5:15 PM - 6:45 PM
[SGL17-P03] An experimental trial of auto-handpicking mineral separation for K–Ar dating using deep-learning micromanipulator system
Keywords:K–Ar dating, Sample preparation, deep-learning, AI classification
For reliable K–Ar dating of volcanic rocks, mineral separation is important to remove phenocrysts that may contain excess 40Ar. In general, phenocrysts grains that cannot be removed by magnetic separator and/or heavy-liquid separation are finally removed by hand-picking under a microscope, however, hand-picking is a time-consuming process. In this study, we conducted an experimental trial of auto-handpicking separation using deep-learning micromanipulator system at Geological Survey of Japan which has successfully used for classifying microfossils. A rock sample from Ontake Volcano was crushed, sieved to 180-250 μm and the separated groundmass fraction with a small amount of plagioclase grains was used for the experiment.

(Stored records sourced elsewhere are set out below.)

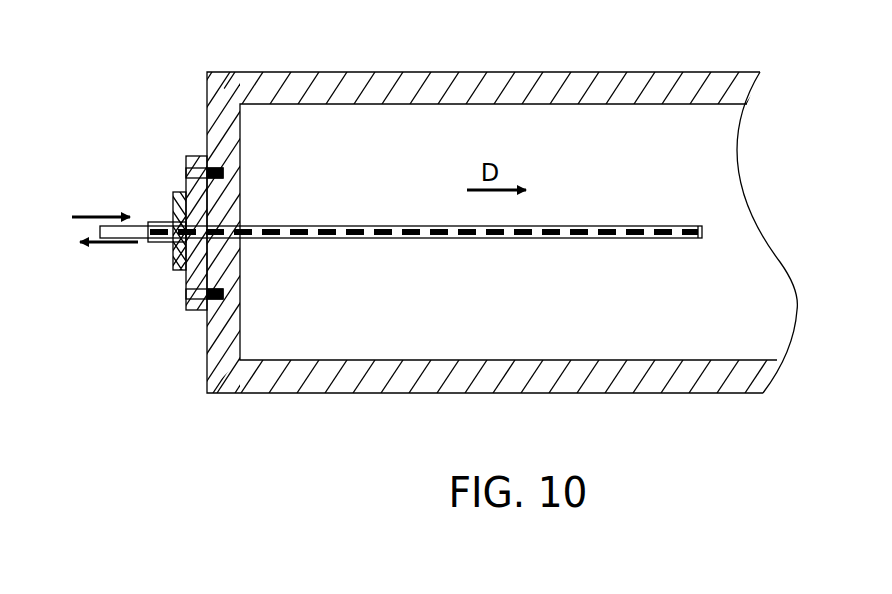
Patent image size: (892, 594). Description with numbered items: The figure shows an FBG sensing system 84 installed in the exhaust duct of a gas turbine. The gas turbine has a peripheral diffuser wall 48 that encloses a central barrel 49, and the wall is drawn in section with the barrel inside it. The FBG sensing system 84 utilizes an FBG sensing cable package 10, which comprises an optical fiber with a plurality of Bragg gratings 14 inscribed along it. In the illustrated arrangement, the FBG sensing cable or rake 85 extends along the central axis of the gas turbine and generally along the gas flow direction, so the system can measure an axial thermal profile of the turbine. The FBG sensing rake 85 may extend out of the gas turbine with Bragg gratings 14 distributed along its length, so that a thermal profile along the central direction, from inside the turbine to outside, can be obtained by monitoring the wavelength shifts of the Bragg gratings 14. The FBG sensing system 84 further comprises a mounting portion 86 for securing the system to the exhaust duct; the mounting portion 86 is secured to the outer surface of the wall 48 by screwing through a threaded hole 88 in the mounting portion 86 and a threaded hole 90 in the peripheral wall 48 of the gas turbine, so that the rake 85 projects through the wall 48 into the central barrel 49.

The diffuser wall 48 is at (215, 78).
The central barrel 49 is at (295, 342).
The mounting portion 86 is at (197, 163).
The threaded hole 88 is at (186, 295).
The threaded hole 90 is at (226, 293).
The Bragg grating 14 is at (172, 231).
The FBG sensing cable package 10 is at (473, 239).
The FBG sensing rake 85 is at (553, 240).
The FBG sensing system 84 is at (132, 267).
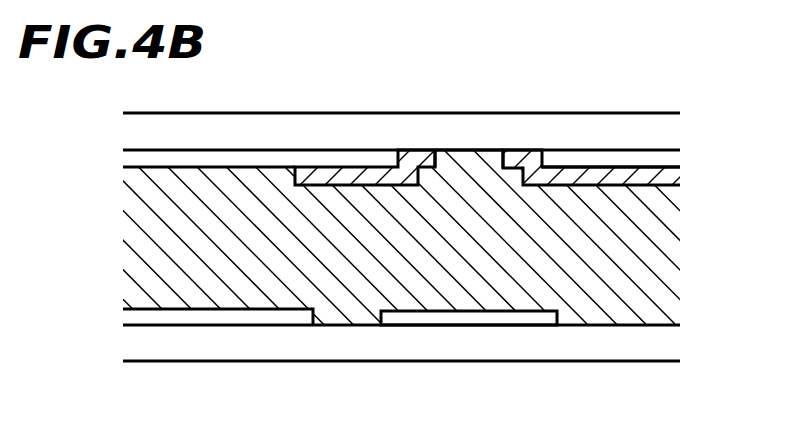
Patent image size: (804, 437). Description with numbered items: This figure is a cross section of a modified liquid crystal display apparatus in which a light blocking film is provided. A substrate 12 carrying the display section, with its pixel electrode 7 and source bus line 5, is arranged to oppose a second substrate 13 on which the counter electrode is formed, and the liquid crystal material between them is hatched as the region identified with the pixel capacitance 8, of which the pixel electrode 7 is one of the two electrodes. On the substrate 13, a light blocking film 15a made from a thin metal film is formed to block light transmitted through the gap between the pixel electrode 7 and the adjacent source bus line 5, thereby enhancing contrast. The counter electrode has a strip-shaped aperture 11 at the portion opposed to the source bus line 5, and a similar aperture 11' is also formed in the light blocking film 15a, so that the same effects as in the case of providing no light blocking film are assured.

The substrate 13 is at (695, 169).
The light blocking film 15a is at (420, 153).
The aperture 11 is at (469, 112).
The aperture 11' is at (486, 105).
The pixel capacitance 8 is at (655, 257).
The pixel electrode 7 is at (215, 319).
The source bus line 5 is at (478, 322).
The substrate 12 is at (686, 303).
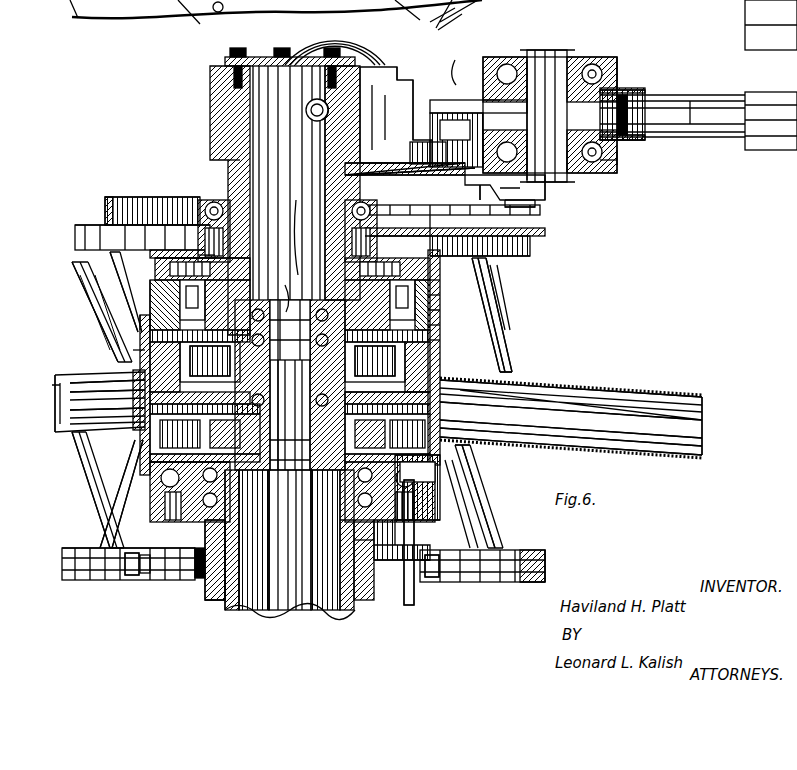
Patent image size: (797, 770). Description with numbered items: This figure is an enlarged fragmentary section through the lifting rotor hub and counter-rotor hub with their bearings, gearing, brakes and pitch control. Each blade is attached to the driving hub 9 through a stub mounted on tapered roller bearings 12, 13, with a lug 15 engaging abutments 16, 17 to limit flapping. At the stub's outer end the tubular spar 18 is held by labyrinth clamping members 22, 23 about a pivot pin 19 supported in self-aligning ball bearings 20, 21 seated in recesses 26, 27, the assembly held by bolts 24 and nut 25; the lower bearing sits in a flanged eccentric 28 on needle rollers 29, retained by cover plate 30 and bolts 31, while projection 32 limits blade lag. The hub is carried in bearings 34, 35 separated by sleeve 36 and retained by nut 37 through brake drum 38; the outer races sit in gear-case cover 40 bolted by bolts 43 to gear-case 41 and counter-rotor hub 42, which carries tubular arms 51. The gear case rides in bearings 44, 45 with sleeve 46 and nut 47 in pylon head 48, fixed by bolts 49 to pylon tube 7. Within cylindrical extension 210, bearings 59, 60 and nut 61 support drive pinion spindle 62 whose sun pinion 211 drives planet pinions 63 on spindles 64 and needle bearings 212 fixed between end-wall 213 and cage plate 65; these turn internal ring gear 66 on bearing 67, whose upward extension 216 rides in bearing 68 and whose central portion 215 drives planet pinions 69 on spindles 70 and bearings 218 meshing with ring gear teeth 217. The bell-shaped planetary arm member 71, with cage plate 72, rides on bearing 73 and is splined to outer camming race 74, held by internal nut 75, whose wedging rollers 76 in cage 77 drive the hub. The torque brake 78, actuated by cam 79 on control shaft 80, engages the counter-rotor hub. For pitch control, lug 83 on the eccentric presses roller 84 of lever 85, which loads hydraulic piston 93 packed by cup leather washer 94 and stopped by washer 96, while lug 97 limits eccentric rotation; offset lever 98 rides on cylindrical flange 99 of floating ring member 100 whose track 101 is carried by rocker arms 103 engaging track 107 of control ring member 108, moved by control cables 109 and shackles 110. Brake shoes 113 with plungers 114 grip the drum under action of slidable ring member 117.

In classifying microfossils, the feature of shape is used as a criterion, but this sample need to classify plagioclase and groundmass in color. On making training data, the original software resulted in classification that emphasized the shape of grains, so the collected individual images of grains were once extracted and classified using deep-learning software that newly developed in GSJ. The classification model with the training data showed the ability to classify plagioclase and groundmass grains with 95% accuracy. Although there are still some problems in classifying when a single grain contains plagioclase and groundmass part, the effectiveness of the system to mineral separation was confirmed.